Stephen T. Baron, director of the D.C. Department of Mental Health, said that, for too many people, "when you checked into a state mental hospital, you didn't check out until the time of death. And in this facility, if you were not in the military, there was a high likelihood that you would have been in an unmarked grave."
Baron said St. Elizabeths was selected as the site of the national consumer memorial in recognition of its historic leadership in moral treatment for people with mental illness. "The Gardens at St. Elizabeths -- A National Memorial of Recovered Dignity" will be woven into the cemetery on the hospital grounds, where more than 4,500 patients are buried, along with several hundred veterans of the Civil War.
The memorial will include metal markers surrounded by gardens and a pool of water representing those buried in hospitals from throughout the country, including in the District.

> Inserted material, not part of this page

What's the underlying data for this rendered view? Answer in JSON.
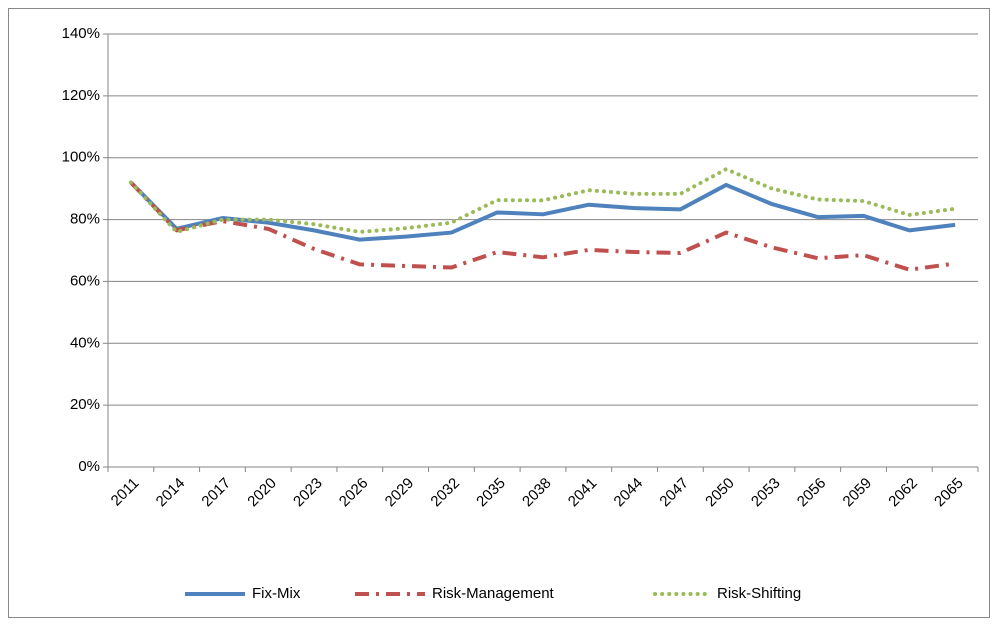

During the program, Phyllis Cureton, chaplain for St. Elizabeths, sang "We Are Standing on Holy Ground," and Pam Thomas, who has been treated at St. Elizabeths since 1972, read a poem that moved some people to tears:
Every one of us, with dignity and respect, would want the world to bury us, when life's end we've met. That is why this call goes out to rally around this quest. Let's give these souls what they deserve. This really means our best. And if the voiceless people happen from the grave to cry, are given a voice by those who live we never could deny. For we too have had no voice, we have suffered much as well, we've come together on this day, and this is oh so swell.